"Types" of Problems where Evolutionary Algorithms (significantly) Outperform Non-Evolutionary Algorithms

Question

In the field of Optimization and Operations Research : Are there "Types" any Problems where Evolutionary Algorithms (significantly) Outperform Non-Evolutionary Algorithms?

For instance:

• Advancements in Machine Learning has shown us that problems that have differentiable "objective functions" (i.e. the function being optimized) - even in instances where these "objective functions" are high dimensional, non-convex, complex and noisy - they are generally best handled using some variant of the Gradient Descent Algorithm.

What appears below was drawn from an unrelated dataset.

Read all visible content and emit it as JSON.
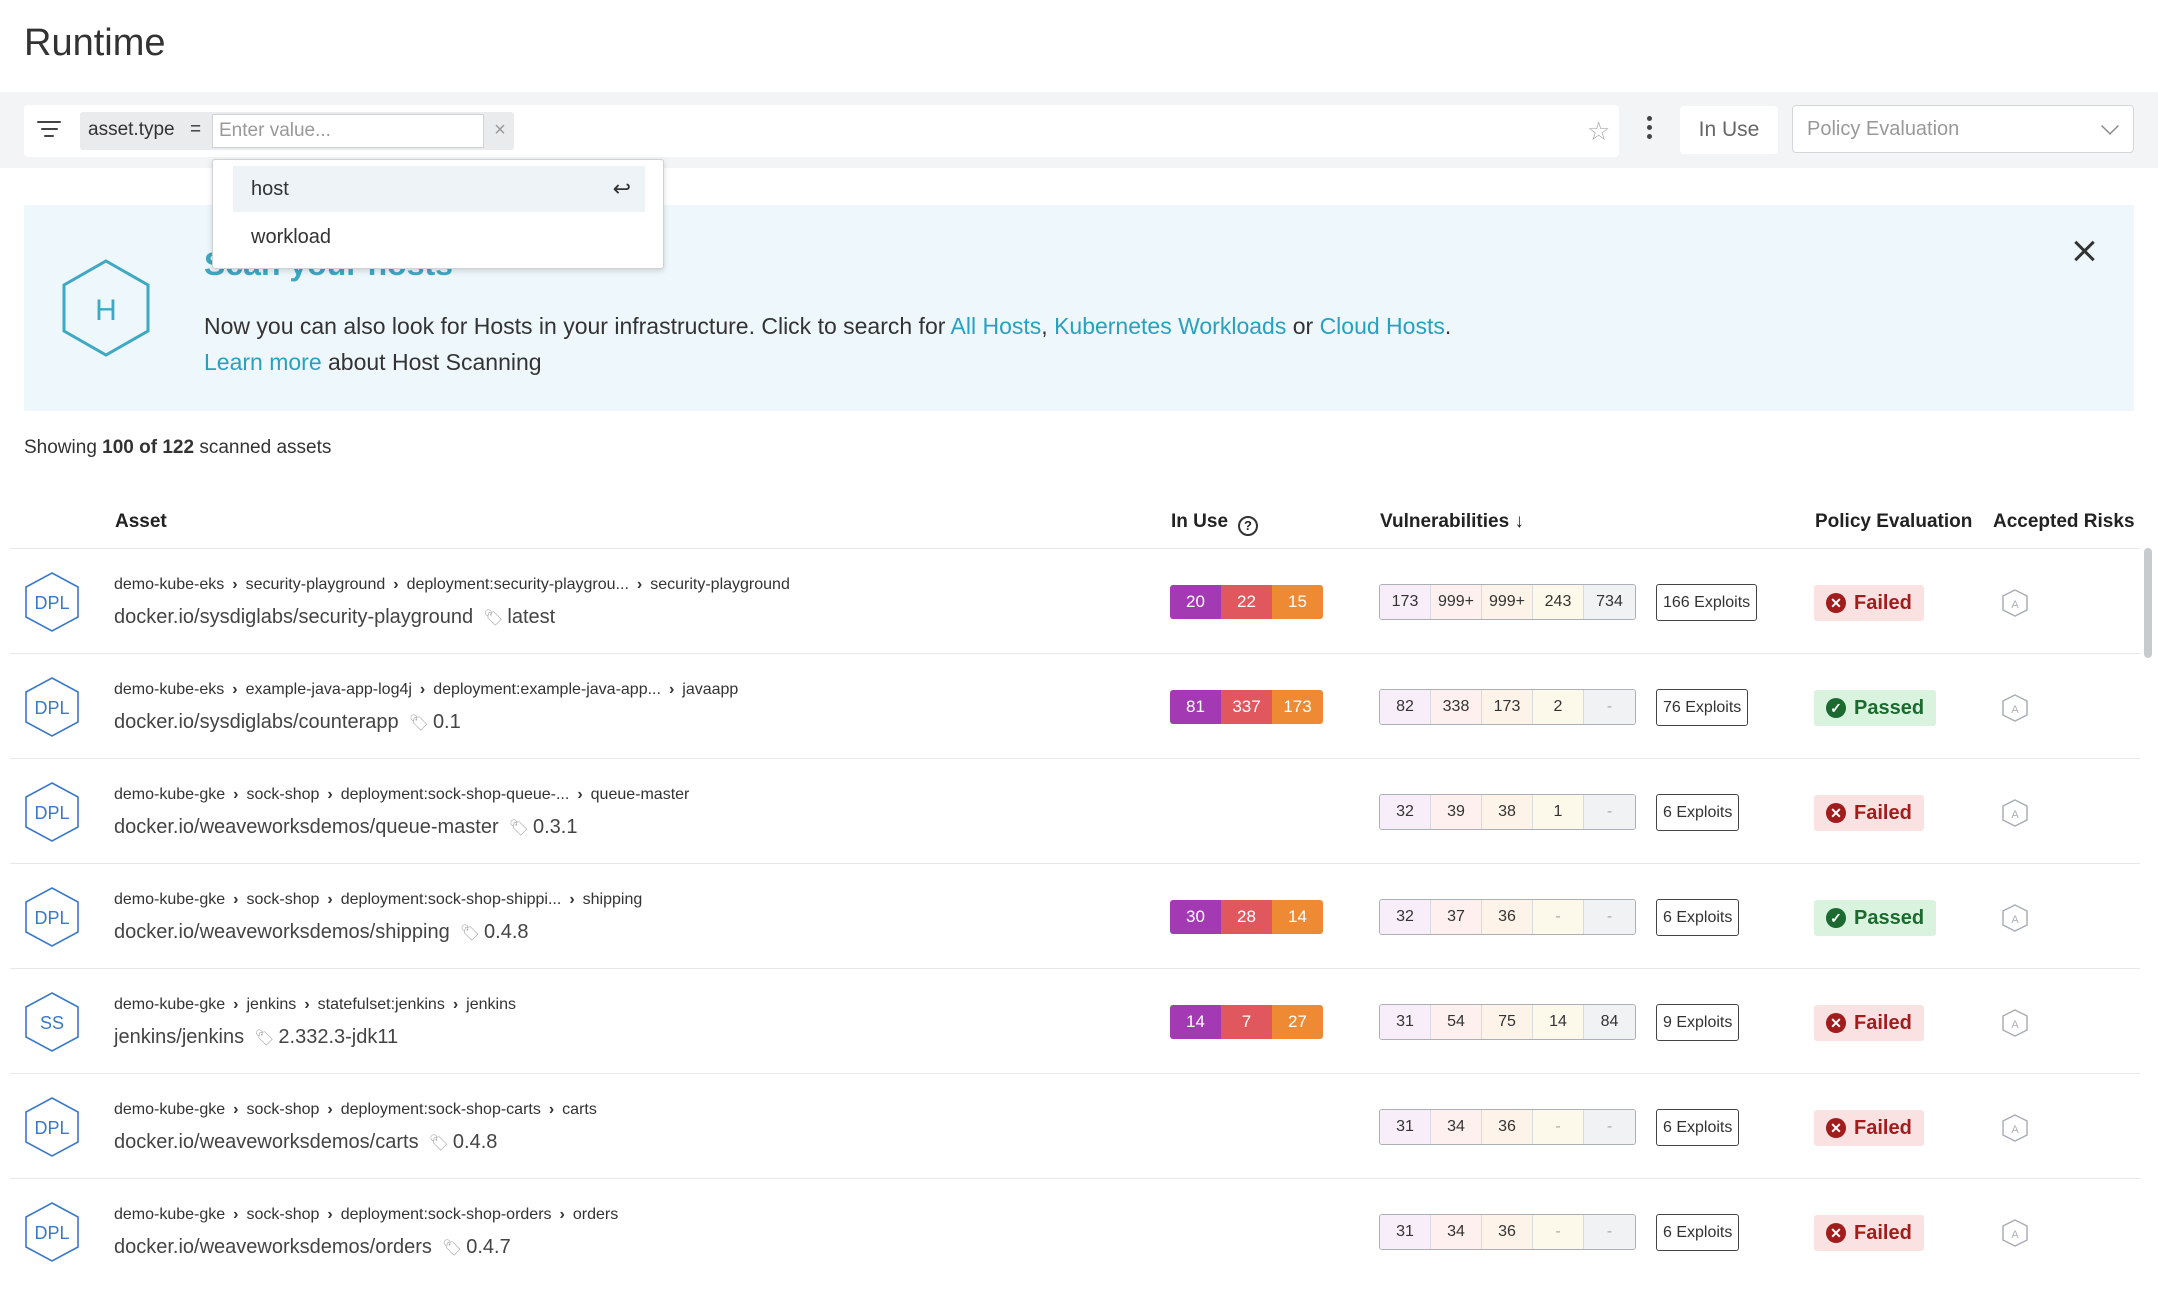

• However, there are still some cases that even when the "objective function" is differentiable - if for some reason evaluating derivatives of the "objective function" are quite time consuming (e.g. high dimensional functions), Evolutionary Algorithms (e.g. Genetic Algorithm, Particle Swarm Optimization, Simulated Annealing) offer advantages in such instances.

• Advancements in Machine Learning has also shown us that Evolutionary Algorithms are sometimes preferred for certain types problems such as "games", in which optimal strategies are developed by mutating and combining random strategies according to their performance with respect to some target (e.g. https://en.wikipedia.org/wiki/Neuroevolution_of_augmenting_topologies , https://www.youtube.com/watch?v=OGHA-elMrxI)

• In the case of discrete combinatorial optimization problems (where the "objective function" is non-differentiable), Evolutionary Algorithms still offer strong advantages.

My Question: With all this being said, are there any particular "types" of problems where Evolutionary Algorithms are considered the "gold standard" for optimizing? Or in general, are there no such "types" of problems where Evolutionary Algorithms present clear advantages?

Answer 1

I don't think that there are any particular problem types where evolutionary algorithms are known to outperform all other metaheuristics or problem-specific heuristics. Looking specifically at genetic algorithms, I seem to recall reading a paper by David Goldberg in the 1980s (when GAs were fairly new) in which he stressed the importance of defining chromosomes in a way that makes it likely that crossover operations on pairs of good solutions will retain a significant amount of what makes them good. (I'm paraphrasing here, so any sloppiness is my fault, not his.) That may make GAs poor choices for some problems, either because there is no good way to express solutions as chromosomes (which I suspect would be difficult to prove) or because there is no obvious good way to do it (meaning the user is likely to use a representation that more or less reduces the GA to random search).

Answer 2

They are currently used where "the best" is still under debate.

This paper about detecting blood vessels in the eye is a good example. I'm heavily simplifying but there are multiple fitness functions used since there is no agreement on what "the best" is. Of all the algorithms you mentioned, genetic algorithms would likely be the easiest to adapt to use multiple fitness functions.

As for it being the "gold standard" anywhere - problems that are fuzzy generally don't have gold-standards. It'll always be - good enough until we understand more. If you can articulate "the best" then there are much faster ways of finding a good functional fit. As you point out, game AI tends to be a popular choice - likely because luck plays some role in almost all games.

They also are a black box, and there is no certainty they found the best or even the right answer. From a business perspective people in charge like to have better answers than "the computer said it was right."